The slump is driven by affordability. NAR’s July data shows 25 consecutive months of year‑over‑year price gains, with a July median price of $422,400, the highest ever recorded. The median‑priced home now consumes 48 % of a median household’s income. Mortgage payments have more than doubled: from $1,043 in June 2020 to $2,361 in June 2025 for principal and interest alone. When taxes, insurance, and PMI are added, total monthly costs rose from $1,564 to $3,162, far outpacing wage growth over the same period.
The Federal Reserve’s policies have amplified the problem.

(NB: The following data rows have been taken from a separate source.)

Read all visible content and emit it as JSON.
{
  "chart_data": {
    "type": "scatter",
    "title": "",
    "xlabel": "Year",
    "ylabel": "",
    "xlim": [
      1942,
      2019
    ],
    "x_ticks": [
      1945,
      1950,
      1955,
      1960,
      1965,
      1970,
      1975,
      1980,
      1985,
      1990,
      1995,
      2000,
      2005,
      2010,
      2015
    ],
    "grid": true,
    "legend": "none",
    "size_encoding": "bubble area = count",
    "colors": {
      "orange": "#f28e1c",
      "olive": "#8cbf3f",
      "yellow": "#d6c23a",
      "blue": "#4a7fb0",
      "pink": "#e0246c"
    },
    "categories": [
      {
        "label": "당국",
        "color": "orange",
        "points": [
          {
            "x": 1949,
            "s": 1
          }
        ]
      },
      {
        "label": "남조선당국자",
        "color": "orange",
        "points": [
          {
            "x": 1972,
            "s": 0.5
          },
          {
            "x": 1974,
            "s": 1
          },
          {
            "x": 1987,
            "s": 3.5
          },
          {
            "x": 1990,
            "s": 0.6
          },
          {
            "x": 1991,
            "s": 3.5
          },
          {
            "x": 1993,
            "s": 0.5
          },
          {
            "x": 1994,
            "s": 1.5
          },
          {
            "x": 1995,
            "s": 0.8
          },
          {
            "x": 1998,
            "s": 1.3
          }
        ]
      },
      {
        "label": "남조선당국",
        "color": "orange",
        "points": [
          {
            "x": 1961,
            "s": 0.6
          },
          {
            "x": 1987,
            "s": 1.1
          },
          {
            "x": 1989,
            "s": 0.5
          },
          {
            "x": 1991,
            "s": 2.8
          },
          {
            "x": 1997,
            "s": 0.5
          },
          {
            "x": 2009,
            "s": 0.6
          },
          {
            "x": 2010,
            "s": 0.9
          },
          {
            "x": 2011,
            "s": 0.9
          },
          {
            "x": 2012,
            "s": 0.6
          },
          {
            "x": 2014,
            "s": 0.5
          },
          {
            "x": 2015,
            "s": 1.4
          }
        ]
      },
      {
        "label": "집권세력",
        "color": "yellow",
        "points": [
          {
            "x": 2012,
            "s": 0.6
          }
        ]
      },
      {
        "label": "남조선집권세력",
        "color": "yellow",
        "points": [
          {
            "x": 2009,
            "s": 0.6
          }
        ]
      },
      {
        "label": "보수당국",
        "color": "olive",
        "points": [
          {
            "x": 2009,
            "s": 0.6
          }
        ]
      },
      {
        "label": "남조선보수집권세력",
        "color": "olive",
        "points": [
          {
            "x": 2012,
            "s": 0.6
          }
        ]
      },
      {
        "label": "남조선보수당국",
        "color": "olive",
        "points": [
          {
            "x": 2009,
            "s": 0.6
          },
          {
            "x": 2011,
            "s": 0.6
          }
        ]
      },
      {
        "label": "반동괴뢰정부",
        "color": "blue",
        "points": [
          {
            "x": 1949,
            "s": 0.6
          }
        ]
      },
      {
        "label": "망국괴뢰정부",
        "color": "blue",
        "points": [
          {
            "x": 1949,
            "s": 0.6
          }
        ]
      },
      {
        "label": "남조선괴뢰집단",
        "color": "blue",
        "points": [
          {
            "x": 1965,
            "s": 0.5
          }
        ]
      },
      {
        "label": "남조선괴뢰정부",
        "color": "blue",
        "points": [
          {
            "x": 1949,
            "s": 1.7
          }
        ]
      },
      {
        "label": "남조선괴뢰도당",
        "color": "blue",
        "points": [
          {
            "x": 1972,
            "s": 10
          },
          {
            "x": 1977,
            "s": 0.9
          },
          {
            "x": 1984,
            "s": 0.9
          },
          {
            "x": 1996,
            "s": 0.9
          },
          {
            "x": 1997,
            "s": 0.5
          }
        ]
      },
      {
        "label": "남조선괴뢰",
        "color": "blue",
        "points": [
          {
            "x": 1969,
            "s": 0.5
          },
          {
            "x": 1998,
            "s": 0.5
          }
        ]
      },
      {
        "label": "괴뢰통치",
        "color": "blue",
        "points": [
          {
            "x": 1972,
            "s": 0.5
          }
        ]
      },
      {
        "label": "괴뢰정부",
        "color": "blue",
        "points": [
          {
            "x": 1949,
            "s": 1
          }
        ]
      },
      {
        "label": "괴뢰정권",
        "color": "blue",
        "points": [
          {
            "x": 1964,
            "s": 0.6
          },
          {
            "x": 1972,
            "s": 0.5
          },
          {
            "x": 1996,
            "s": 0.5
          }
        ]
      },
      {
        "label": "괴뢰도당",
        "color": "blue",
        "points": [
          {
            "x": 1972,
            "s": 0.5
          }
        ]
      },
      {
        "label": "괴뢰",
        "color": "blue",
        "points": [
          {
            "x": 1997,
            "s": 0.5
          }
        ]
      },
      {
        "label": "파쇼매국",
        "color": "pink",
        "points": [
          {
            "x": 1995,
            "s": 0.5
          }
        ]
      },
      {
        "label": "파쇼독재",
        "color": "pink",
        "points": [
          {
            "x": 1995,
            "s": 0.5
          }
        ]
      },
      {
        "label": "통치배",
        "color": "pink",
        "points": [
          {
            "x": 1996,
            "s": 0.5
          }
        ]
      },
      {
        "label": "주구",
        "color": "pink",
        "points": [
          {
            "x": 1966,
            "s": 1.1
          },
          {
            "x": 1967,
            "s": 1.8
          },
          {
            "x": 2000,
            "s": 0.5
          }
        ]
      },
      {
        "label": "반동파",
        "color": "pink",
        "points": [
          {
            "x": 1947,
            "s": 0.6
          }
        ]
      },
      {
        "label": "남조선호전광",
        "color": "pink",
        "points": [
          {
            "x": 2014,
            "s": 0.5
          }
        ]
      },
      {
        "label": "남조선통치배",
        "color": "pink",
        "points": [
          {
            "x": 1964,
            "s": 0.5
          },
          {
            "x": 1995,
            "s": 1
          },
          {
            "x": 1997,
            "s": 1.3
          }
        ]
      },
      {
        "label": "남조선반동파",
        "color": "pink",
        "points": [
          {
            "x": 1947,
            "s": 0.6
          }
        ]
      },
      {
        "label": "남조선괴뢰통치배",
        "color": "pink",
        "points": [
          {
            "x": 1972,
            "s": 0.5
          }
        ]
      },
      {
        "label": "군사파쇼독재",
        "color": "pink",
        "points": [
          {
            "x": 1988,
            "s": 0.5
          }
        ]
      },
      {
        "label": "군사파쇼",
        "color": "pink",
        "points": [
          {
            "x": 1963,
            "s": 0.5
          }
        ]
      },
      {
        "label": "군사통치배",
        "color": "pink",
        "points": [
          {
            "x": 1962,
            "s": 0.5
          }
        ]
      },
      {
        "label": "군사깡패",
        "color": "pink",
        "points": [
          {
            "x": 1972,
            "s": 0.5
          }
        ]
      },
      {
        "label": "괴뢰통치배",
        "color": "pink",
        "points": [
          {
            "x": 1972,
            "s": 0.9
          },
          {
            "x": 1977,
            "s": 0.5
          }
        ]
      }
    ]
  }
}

In 2020, the Fed slashed the federal funds rate to zero and launched quantitative easing, buying trillions of dollars in mortgage‑backed securities to keep liquidity high. Doug Duncan, former Fannie Mae chief economist, argues that the Fed’s low rates—keeping real rates negative and nominal rates near zero—kept mortgage rates in the 3 % range for an extended period, creating a “once‑in‑a‑lifetime” opportunity that spurred demand and pushed prices up. Chris Thornberg of Beacon Economics points out that between mid‑2020 and the end of 2021, national home prices jumped over 50 %, a surge he attributes largely to the Fed’s massive liquidity injections.
When inflation surged in 2022, the Fed had to raise rates, pushing mortgage rates from 2.5 % to 7 %. The rapid rise made homes that had recently appreciated over 50 % feel expensive again. Both Duncan and Thornberg agree that the root cause is a chronic supply shortfall: builders have not kept pace with population growth, household formation, and the aging of the housing stock. Existing homeowners are reluctant to sell when they can lock in a 2.5 % mortgage, further tightening supply.

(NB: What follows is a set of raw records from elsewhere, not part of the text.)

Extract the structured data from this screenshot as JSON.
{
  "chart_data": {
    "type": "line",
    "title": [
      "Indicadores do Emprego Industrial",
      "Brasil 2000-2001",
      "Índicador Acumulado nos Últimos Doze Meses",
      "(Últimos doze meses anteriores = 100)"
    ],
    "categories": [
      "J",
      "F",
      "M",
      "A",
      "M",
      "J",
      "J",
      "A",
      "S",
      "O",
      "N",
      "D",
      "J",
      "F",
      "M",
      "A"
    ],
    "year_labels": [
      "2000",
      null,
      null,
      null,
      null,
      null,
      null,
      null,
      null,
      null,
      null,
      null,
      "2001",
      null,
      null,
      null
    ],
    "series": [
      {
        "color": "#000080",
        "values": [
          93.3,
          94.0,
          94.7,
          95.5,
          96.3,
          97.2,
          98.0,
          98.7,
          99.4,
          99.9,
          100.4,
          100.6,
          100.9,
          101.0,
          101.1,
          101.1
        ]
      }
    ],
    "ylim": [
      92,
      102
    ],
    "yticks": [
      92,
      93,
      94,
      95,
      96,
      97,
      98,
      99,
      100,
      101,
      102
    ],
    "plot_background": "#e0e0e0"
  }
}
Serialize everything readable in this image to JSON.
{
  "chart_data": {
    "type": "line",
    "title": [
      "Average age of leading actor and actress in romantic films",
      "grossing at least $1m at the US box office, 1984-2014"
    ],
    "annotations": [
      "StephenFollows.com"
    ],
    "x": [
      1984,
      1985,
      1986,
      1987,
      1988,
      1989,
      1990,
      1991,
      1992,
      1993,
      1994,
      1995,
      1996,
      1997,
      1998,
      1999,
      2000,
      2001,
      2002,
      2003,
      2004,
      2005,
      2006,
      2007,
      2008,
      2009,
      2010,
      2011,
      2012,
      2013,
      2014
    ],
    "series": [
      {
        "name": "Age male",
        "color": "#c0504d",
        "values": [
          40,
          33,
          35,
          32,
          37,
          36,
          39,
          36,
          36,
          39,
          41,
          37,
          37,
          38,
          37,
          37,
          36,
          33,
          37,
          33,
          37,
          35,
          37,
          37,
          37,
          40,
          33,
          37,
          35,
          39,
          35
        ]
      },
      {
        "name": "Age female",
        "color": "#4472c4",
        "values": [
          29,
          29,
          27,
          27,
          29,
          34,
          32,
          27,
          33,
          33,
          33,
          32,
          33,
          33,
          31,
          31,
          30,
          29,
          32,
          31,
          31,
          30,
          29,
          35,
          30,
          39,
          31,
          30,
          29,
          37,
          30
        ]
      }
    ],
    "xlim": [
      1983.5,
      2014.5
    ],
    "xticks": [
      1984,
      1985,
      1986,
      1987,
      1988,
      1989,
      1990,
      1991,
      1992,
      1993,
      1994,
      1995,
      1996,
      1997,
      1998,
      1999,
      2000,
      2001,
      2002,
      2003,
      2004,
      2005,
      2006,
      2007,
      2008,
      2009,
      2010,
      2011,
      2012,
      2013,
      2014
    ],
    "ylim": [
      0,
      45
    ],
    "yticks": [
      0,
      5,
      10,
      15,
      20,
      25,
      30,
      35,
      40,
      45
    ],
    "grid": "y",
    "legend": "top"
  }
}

Will further Fed rate cuts revive the market? Likely not. Mortgage rates are not tightly linked to the federal funds rate; the last Fed cut actually pushed mortgage rates higher. Rates are more closely tied to 10‑year Treasury yields, with a typical spread of 1.5–2.0 percentage points. A deep, rapid Fed cut could destabilize bond markets, raising yields and mortgage rates instead of lowering them. Thornberg suggests that only additional quantitative easing—injecting more trillions of dollars—could temporarily lower 10‑year yields and 30‑year mortgage rates, but this would inevitably fuel inflation.
So what can reset the market? Duncan calls for patience. Household incomes will rise gradually, mortgage rates will decline slowly, and construction will slowly catch up. Life events—job changes, children moving out—will also force some sales. Over time, these forces should ease price and rate pressures, but the process will take years.